The commission was created to reconcile the concerns of state and local governments, who fear a loss of tax revenue to online transactions, with those of the high-tech industry, which believes e-commerce taxes will stifle its growth. The Internet Tax Freedom Act imposes a three-year ban on e-commerce taxes, but the commission, formed through appointments by four members of Congress, has only 18 months to decide what happens when the moratorium runs out.

Not valid?
The NAC leader said the suit will be filed because the groups believe the commission's work won't be valid without input from more local officials.

"Anything the commission might produce following a meeting would be nothing more than a sham," NAC President Betty Lou Ward said in a statement. "It lacks credibility. It's simple mathematics."
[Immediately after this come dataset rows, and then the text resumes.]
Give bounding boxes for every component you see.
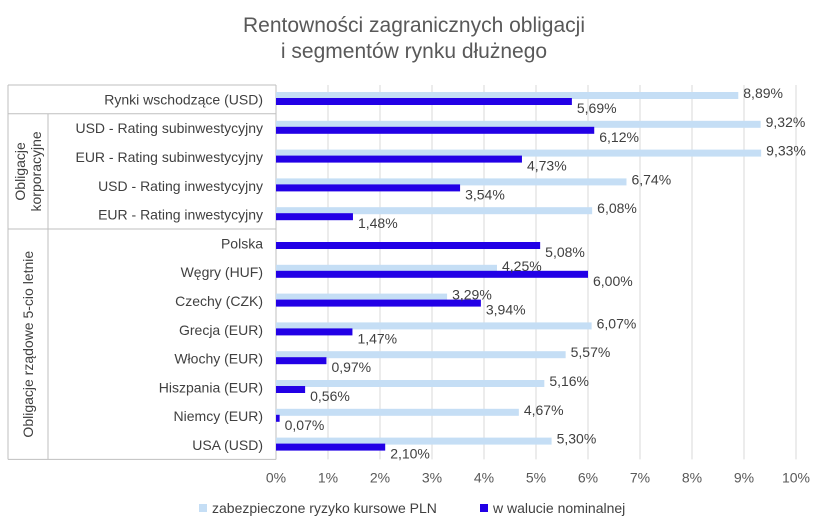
bar-zabezpieczone <box>276 408 519 416</box>
x-tick-label: 8% <box>682 469 702 485</box>
group-label: Obligacje rządowe 5-cio letnie <box>20 251 36 438</box>
data-label-zabezpieczone: 4,25% <box>502 258 542 274</box>
data-label-nominalna: 5,08% <box>545 244 585 260</box>
bar-zabezpieczone <box>276 351 566 359</box>
bar-nominalna <box>276 443 386 451</box>
data-label-zabezpieczone: 6,08% <box>597 200 637 216</box>
bar-nominalna <box>276 126 595 134</box>
bar-zabezpieczone <box>276 380 545 387</box>
x-tick-label: 9% <box>734 469 754 485</box>
bar-zabezpieczone <box>276 437 552 445</box>
data-label-zabezpieczone: 8,89% <box>743 85 783 101</box>
data-label-nominalna: 0,56% <box>310 388 350 404</box>
bar-nominalna <box>276 155 522 163</box>
bar-nominalna <box>276 242 541 249</box>
chart-title-line: i segmentów rynku dłużnego <box>281 40 547 63</box>
legend-swatch-nominalna <box>480 504 488 512</box>
category-label: USD - Rating subinwestycyjny <box>75 120 263 136</box>
data-label-zabezpieczone: 5,16% <box>549 373 589 389</box>
category-label: EUR - Rating subinwestycyjny <box>75 149 263 165</box>
bar-nominalna <box>276 299 481 307</box>
x-tick-label: 4% <box>474 469 494 485</box>
bar-zabezpieczone <box>276 322 592 330</box>
data-label-nominalna: 4,73% <box>527 158 567 174</box>
category-label: USD - Rating inwestycyjny <box>98 178 263 194</box>
category-label: EUR - Rating inwestycyjny <box>98 207 263 223</box>
bar-zabezpieczone <box>276 178 627 186</box>
data-label-nominalna: 6,00% <box>593 273 633 289</box>
bar-zabezpieczone <box>276 264 497 272</box>
bar-nominalna <box>276 98 572 105</box>
data-label-zabezpieczone: 5,57% <box>571 344 611 360</box>
category-label: Czechy (CZK) <box>175 293 263 309</box>
data-label-nominalna: 1,47% <box>357 330 397 346</box>
bar-zabezpieczone <box>276 207 593 215</box>
bar-zabezpieczone <box>276 293 448 301</box>
data-label-zabezpieczone: 4,67% <box>524 402 564 418</box>
data-label-nominalna: 3,54% <box>465 186 505 202</box>
group-label: korporacyjne <box>28 131 44 211</box>
x-tick-label: 7% <box>630 469 650 485</box>
x-tick-label: 2% <box>370 469 390 485</box>
x-tick-label: 0% <box>266 469 286 485</box>
data-label-nominalna: 5,69% <box>577 100 617 116</box>
data-label-nominalna: 0,07% <box>285 417 325 433</box>
legend-label-zabezpieczone: zabezpieczone ryzyko kursowe PLN <box>212 500 437 516</box>
data-label-nominalna: 0,97% <box>331 359 371 375</box>
x-tick-label: 10% <box>782 469 810 485</box>
bar-zabezpieczone <box>276 149 762 157</box>
data-label-zabezpieczone: 6,74% <box>631 171 671 187</box>
x-tick-label: 3% <box>422 469 442 485</box>
x-tick-label: 6% <box>578 469 598 485</box>
data-label-nominalna: 1,48% <box>358 215 398 231</box>
x-tick-label: 1% <box>318 469 338 485</box>
category-label: Polska <box>221 235 263 251</box>
legend-label-nominalna: w walucie nominalnej <box>492 500 625 516</box>
data-label-nominalna: 3,94% <box>486 302 526 318</box>
data-label-zabezpieczone: 3,29% <box>452 287 492 303</box>
category-label: Hiszpania (EUR) <box>159 379 263 395</box>
group-label: Obligacje <box>12 142 28 201</box>
bar-nominalna <box>276 357 327 365</box>
category-label: Grecja (EUR) <box>179 322 263 338</box>
bar-nominalna <box>276 213 353 221</box>
data-label-zabezpieczone: 9,32% <box>766 114 806 130</box>
category-label: Rynki wschodzące (USD) <box>104 91 263 107</box>
data-label-zabezpieczone: 9,33% <box>766 143 806 159</box>
bar-nominalna <box>276 184 461 192</box>
data-label-nominalna: 6,12% <box>599 129 639 145</box>
bar-nominalna <box>276 386 306 393</box>
x-tick-label: 5% <box>526 469 546 485</box>
data-label-zabezpieczone: 6,07% <box>597 315 637 331</box>
bar-zabezpieczone <box>276 92 739 99</box>
bar-nominalna <box>276 328 353 336</box>
bar-nominalna <box>276 270 588 278</box>
bar-nominalna <box>276 414 280 422</box>
chart-title-line: Rentowności zagranicznych obligacji <box>243 14 585 37</box>
legend-swatch-zabezpieczone <box>199 504 207 512</box>
category-label: Węgry (HUF) <box>181 264 263 280</box>
bar-zabezpieczone <box>276 120 761 128</box>
category-label: USA (USD) <box>192 437 263 453</box>
data-label-nominalna: 2,10% <box>390 446 430 462</box>
data-label-zabezpieczone: 5,30% <box>557 431 597 447</box>
category-label: Niemcy (EUR) <box>174 408 263 424</box>
category-label: Włochy (EUR) <box>174 351 263 367</box>
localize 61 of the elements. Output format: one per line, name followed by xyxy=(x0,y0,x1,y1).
The panel was originally to be made up of eight local government representatives, eight industry officials, and three officials from federal agencies. Appointments were made by the majority and minority leaders in the House and Senate. Since the Republicans hold a majority in Congress, they got to appoint 10 of the panel's members to the Democrats' six.

But the Republicans -- Senate Majority Leader Trent Lott, R-Miss., and former House Speaker Newt Gingrich -- appointed six industry officials and only four local representatives, instead of five and five, according to a spokesman for one of the Democrats responsible for forming the panel, Minority Leader Richard Gephardt, D-Mo.

"The Republicans didn't pick the right ratio," Gephardt spokesman Eric London said, adding that Gephardt is "committed to trying to find closure on this issue."

Avoiding a lawsuit
"We don't want this to come to a lawsuit and we're hoping the confusion can be worked out," London said.

Gingrich left Congress at the end of last year following Republican losses in the November elections. A spokesman for Lott wasn't available for comment, but was quoted in published reports Wednesday saying the outcome of the commission's work is more important than the ratio of local officials to industry executives.

Meanwhile, one observer said the threatened lawsuit was simply sour grapes on the part of the local government groups about the tax moratorium's passage.

"The mayors and the governors did everything they could to weaken this legislation, because they see the Internet as one big cash cow," said Dave McClure, executive director of the Association of Online Professionals trade group. "They agreed to support this panel before, but now they're using this ratio issue to try and revisit the original debate" on whether there should be an e-commerce tax ban, he said.

Among the high-tech industry officials named to the panel are Netscape Communications Corp. (Nasdaq:NSCP) CEO Jim Barksdale, Gateway Inc. (NYSE:GTW) CEO Ted Waitt, and America Online Inc. (NYSE:AOL) President Robert Pittman.